IE 11 is not supported. For an optimal experience visit our site on another browser.

When deflation comes knocking ...

If you really believe deflation is likely to take hold of the U.S. economy, there are some investment options worth considering.  But financial planners advise sticking to your long-term strategy.
/ Source: msnbc.com

In the space of just a few short weeks, the possibility of widespread, lingering deflation has gone from a relatively obscure topic of academic debate to center stage in the arena of economic concerns. Does that mean you should consider changing your investment strategy?

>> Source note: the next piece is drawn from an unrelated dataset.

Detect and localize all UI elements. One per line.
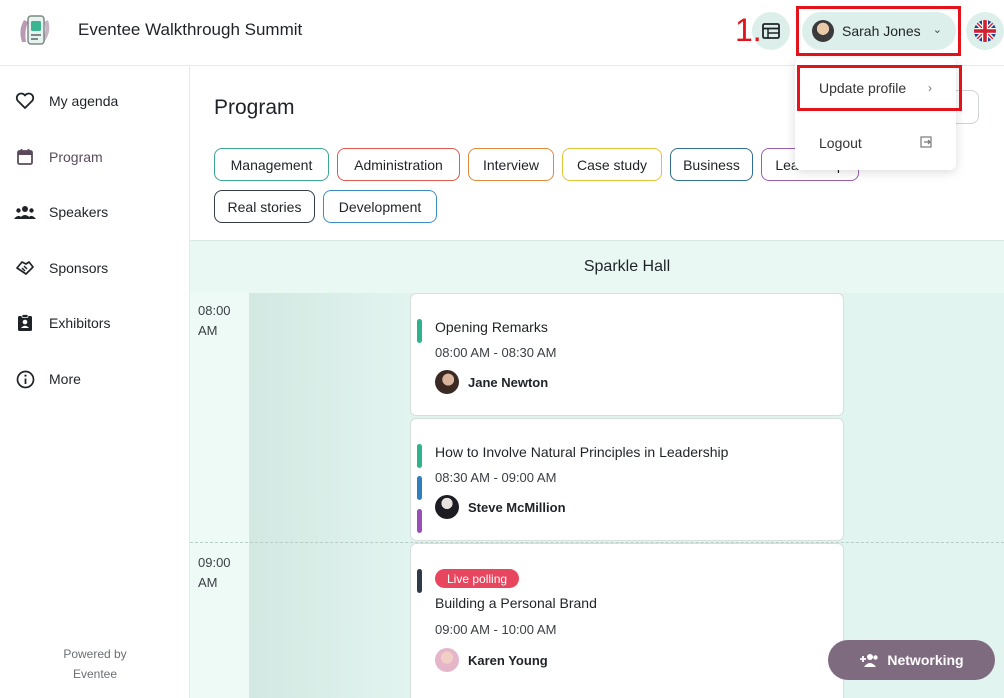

Financial planners say they have been peppered with questions in recent weeks from clients trying to understand the potential implications of deflation — a lasting period of broad price declines not seen in this country since the Great Depression of the 1930s. But deflation is only one item on a long list of concerns for investors in a highly uncertain time for the economy and financial markets.

In general, planners advise investors to stay the course with whatever strategy they have devised to save for retirement, college or other personal goals. For younger investors with a high tolerance for risk, that might mean a portfolio 90 percent invested in the stock market. For older, more conservative investors it might mean a portfolio heavily salted with government, corporate and high-yield bonds.

“Diversification is paramount, especially in these times,” said Barry Glassman, a fee-based investment advisor with Cassaday & Co. in McLean, Va. “For every person who is worried about deflation, there is someone else worried about higher interest rates. It all depends on the time horizon.”

Options to consider
For investors who believe deflation is the most likely scenario over the next five to 10 years, there are investment options to consider.

One strategy might be to buy long-term Treasury securities. After all, in a deflationary environment, interest rates would sink even lower than their current, historically low levels. Investors who locked in long-term rates now would be poised to profit.

To follow that strategy to its logical conclusion, a truly bold investor would stockpile long-term zero-coupon bonds, which pay all their interest at maturity and rise sharply in value when interest rates fall.

“The classic play would be to buy the longest dated, lowest coupon you could buy,” said Stephen Barnes of Barnes Investment Advisory in Phoenix.

A similar strategy for a mortgage borrower would be to take out a one-year, adjustable-rate mortgage on the theory that rates will continue to drop. Businesses would avoid long-term commercial leases, betting that rents will come down.

It is telling that just as mortgage borrowers have been gravitating toward 30-year fixed contracts, most bond investors appear to be strenuously avoiding long-term securities and pouring resources instead into relatively short-term notes maturing in no more than three years. That is because the slightly higher returns of longer-term notes are far outweighed by the risks of rates going higher, which would drive down the value of the notes, said Glassman.

“The yield that we’re getting is not worth the risk,” he said. “Even if I did believe in deflation, I’m not sure I would go long because the risk is so high.”

Glassman is hardly alone in his skepticism about deflation.

While wholesale and retail prices fell in April, Federal Reserve Chairman Alan Greenspan described long-term deflation in congressional testimony Wednesday as a potentially serious but “minor” threat.

”(W)e have moved fairly considerably ... to recognize this not as an imminent, dangerous threat to the United States, but a threat that, even though minor, is sufficiently large that it does require very close scrutiny and maybe, maybe, action on the part of the central bank,” Greenspan said.

Bill Gross, the hugely influential PIMCO bond fund manager, told CNBC in an interview this week that he was buying five- and 10-year Treasury inflation-protected securities — or TIPS — making a big bet that inflation will be back in the 2 to 3 percent range “a few years down the road,” up from about 1.5 percent currently.

Stock investors also could make a few choices if they wanted to hedge against deflation, said Sam Stovall, chief investment strategist for Standard & Poor’s. Although the United States has no recent experience with deflation, Stovall studied returns on the Japanese stock market from 1995 to 2002, a period when the world’s second-largest economy was wracked by years falling prices, as it still is.

Only four of 10 sectors posted net gains over the eight-year period, with health care by far the leader at an average 8.8 percent annual return. The other stock categories in positive territory for the period were consumer discretionary products, with a 1.8 percent annual return rate, consumer staples at 1 percent and information technology at a scant 0.2 percent.

Stovall believes that some Japanese companies were able to avoid the worst ravages of deflation because they had a multinational customer base and were able to take advantage of rising demand — and prices — overseas. A deflationary spiral in the United States would probably be more global in nature, he said.

So even if health care, consumer staples and some other sectors were able to buck the deflation trend, most sectors of the economy would suffer. Banking and financial services likely would be especially hard hit, both by a downturn in borrowing and a narrowing of profit margins, or spreads, according to the S&P analysis.

“In general the feeling is if we do enter a deflationary spiral like the 1930s — which we don’t expect - there is no place to hide,” Stovall said.